A temática dialoga com uma certa tradição de personagens letrados, “nobres”, como
Macbeth ou mesmo enquanto artistas glorificados por instituições e público, que
praticam crimes. Cito, dentro várias possibilidades, o professor universitário de filosofia
Antenor, personagem de ‘O monstro”, de Sérgio Sant’Anna, que comete também um
assassinato; o aproveito aqui para uma observação outra quanto à segunda parte do
romance.
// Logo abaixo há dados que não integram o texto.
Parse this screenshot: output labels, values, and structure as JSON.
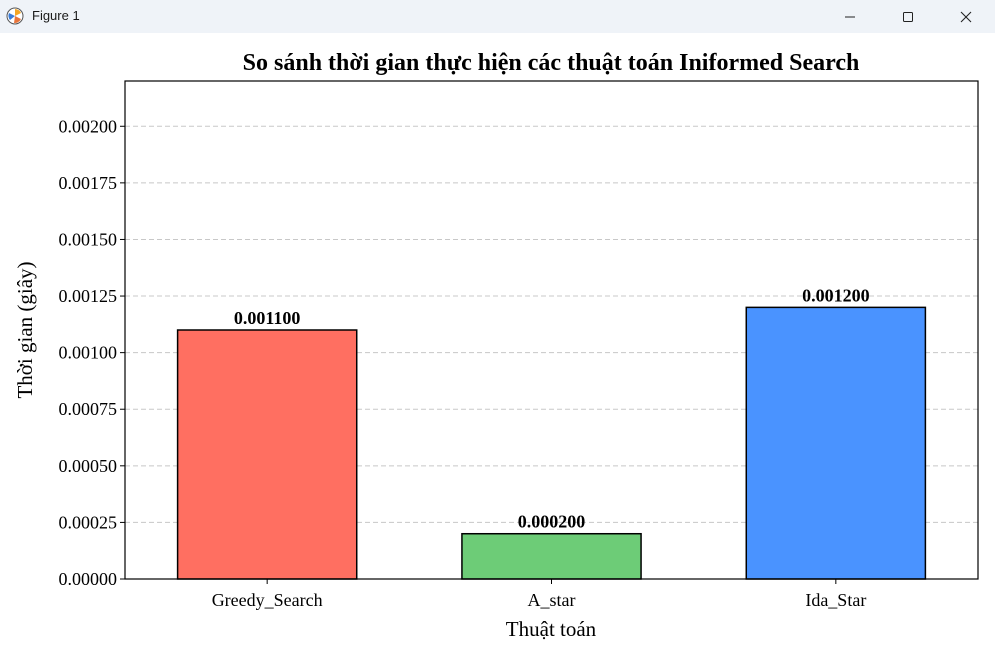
{
  "window": {
    "title": "Figure 1"
  },
  "chart_data": {
    "type": "bar",
    "title": "So sánh thời gian thực hiện các thuật toán Iniformed Search",
    "xlabel": "Thuật toán",
    "ylabel": "Thời gian (giây)",
    "categories": [
      "Greedy_Search",
      "A_star",
      "Ida_Star"
    ],
    "values": [
      0.0011,
      0.0002,
      0.0012
    ],
    "value_labels": [
      "0.001100",
      "0.000200",
      "0.001200"
    ],
    "colors": [
      "#ff6f61",
      "#6dcc77",
      "#4a93ff"
    ],
    "ylim": [
      0,
      0.0022
    ],
    "yticks": [
      0,
      0.00025,
      0.0005,
      0.00075,
      0.001,
      0.00125,
      0.0015,
      0.00175,
      0.002
    ],
    "ytick_labels": [
      "0.00000",
      "0.00025",
      "0.00050",
      "0.00075",
      "0.00100",
      "0.00125",
      "0.00150",
      "0.00175",
      "0.00200"
    ],
    "grid": "y dashed",
    "legend": "none"
  }
}
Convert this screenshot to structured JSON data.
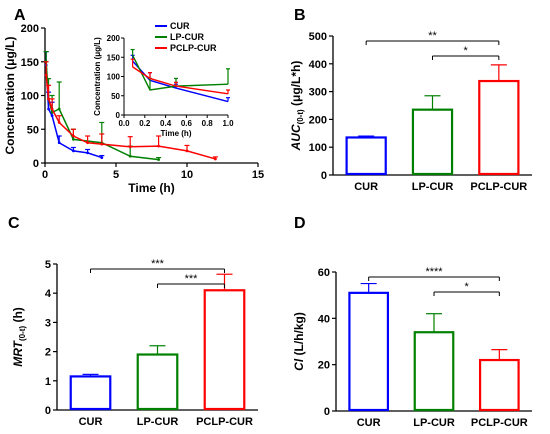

O conto de Sant`Anna manifesta-se para o leitor, desde o início, como um
simulacro, uma entrevista que o professor concede a uma revista e que tem como ação
central o assassinato da jovem Frederica Stucker, operado por ele e por sua namorada
Marieta; e é também como uma espécie de simulado que, na segunda parte do
romance, se explicará a primeira parte do romance “A glória...”. Nela, um narrador,
agora em terceira pessoa, revela o contexto de produção do texto até agora lido: Mario
Cardoso está preso e, após um longo momento de apatia, é acometido pelo desejo, ou
empenho obsessivo, de organizar o que o levou até ali, tendo como ponto de partida a
malfadada adaptação de Rei Lear e que resultará nos “originais” “Rei Lear – por Mario
Cardoso”, encaminhados a Lineu. Na segunda parte também se desenrolará finalmente
a versão de Macbeth encenado pelos próprios presidiários.